Computes an approximate Nash equilibrium by gradient descent.


Weigher

I lost track of reasoning while experimenting with the code, but the basic idea is to estimate opponent's move probability by last 3 moves using some weights and multiply them by another weight which depends on loads. I thought that I can somehow use my_loaded too, but I couldn't decide how, so left it out.

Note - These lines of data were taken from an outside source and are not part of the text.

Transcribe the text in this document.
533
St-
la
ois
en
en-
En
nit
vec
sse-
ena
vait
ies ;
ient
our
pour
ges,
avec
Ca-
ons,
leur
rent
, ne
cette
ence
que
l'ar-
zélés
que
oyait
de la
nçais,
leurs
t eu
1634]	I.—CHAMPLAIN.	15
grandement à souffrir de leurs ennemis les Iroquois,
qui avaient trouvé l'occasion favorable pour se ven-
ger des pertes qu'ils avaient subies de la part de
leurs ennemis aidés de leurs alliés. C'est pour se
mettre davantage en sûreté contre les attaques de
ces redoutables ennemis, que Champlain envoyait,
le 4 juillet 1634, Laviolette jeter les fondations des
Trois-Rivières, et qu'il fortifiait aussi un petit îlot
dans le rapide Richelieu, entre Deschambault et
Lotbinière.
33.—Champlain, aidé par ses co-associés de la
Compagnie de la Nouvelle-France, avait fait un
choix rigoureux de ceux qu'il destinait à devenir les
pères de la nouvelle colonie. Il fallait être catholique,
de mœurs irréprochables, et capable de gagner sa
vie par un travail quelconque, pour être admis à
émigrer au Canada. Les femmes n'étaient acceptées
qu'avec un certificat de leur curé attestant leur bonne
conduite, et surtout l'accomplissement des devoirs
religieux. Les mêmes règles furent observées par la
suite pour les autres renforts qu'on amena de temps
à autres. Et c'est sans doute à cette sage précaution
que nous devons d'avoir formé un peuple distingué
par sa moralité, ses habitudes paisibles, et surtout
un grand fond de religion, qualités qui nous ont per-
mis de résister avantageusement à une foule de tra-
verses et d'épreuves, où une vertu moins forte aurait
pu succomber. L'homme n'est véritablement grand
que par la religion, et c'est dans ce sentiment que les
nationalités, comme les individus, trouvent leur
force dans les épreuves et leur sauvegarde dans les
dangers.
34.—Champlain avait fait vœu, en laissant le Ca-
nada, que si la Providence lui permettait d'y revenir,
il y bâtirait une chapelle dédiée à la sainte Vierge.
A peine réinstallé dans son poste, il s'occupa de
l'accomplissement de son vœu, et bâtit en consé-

def weigher(my_points, opp_points, my_loaded, opp_loaded, my_history, opp_history):
    idx = {"R": 0, "P": 1, "S": 2}
    sc = [0, 0, 0]
    for i, m in enumerate(reversed(opp_history[-3:])):
        sc[idx[m]] += (1 / (1 + i))

    for i in range(3):
        sc[i] *= (opp_loaded[i] ** 2)

    return "PSR"[sc.index(max(sc))]

Satan

Probably will be disqualified, because it's kind of cheating and it makes some assumptions about the testing function (it has to have opponent's function in a variable on its stack frame), but it doesn't technically break any current rules — it doesn't redefine or rewrite anything. It simply uses black magic to execute the opponent function to see what turn did/will they do. It cannot deal with randomness, but deterministic bots have no chance to defeat Satan.

def satan(my_points, opp_points, my_loaded, opp_loaded, my_history, opp_history):
    import inspect, types
    f = inspect.currentframe()
    s = f.f_code.co_name
    try:
        for v in f.f_back.f_locals.values():
            if isinstance(v, types.FunctionType) and v.__name__ != s:
                try:
                    return "PSR"[{"R": 0, "P": 1, "S": 2}[
                        v(opp_points, my_points, opp_loaded, my_loaded, opp_history, my_history)]]
                except:
                    continue
    finally:
        del f

Fitter

This Bot improves Pattern and fuses it with Economist (Pattern and Economist will no longer participate)

The improvement of Pattern is that the Bot now looks for two two kinds of patterns: Opponent reacting to his last play and opponent reacting to my last play. Then evaluates both predictions to use the one that fits the best.

From that pattern the Bot has now the probability for R, P and S. Taking that into account and the expected value of each play (as Economist did), the Bot plays the one that gives the most value.

import random
import numpy as np
def fitterfunc(my_points, opp_points, my_loaded, opp_loaded, my_history, opp_history):
        t = len(opp_history)
        RPS = ["R","P","S"]
        if t <= 2:
                return RPS[t]
        elif t == 3:
                return random.choice(RPS)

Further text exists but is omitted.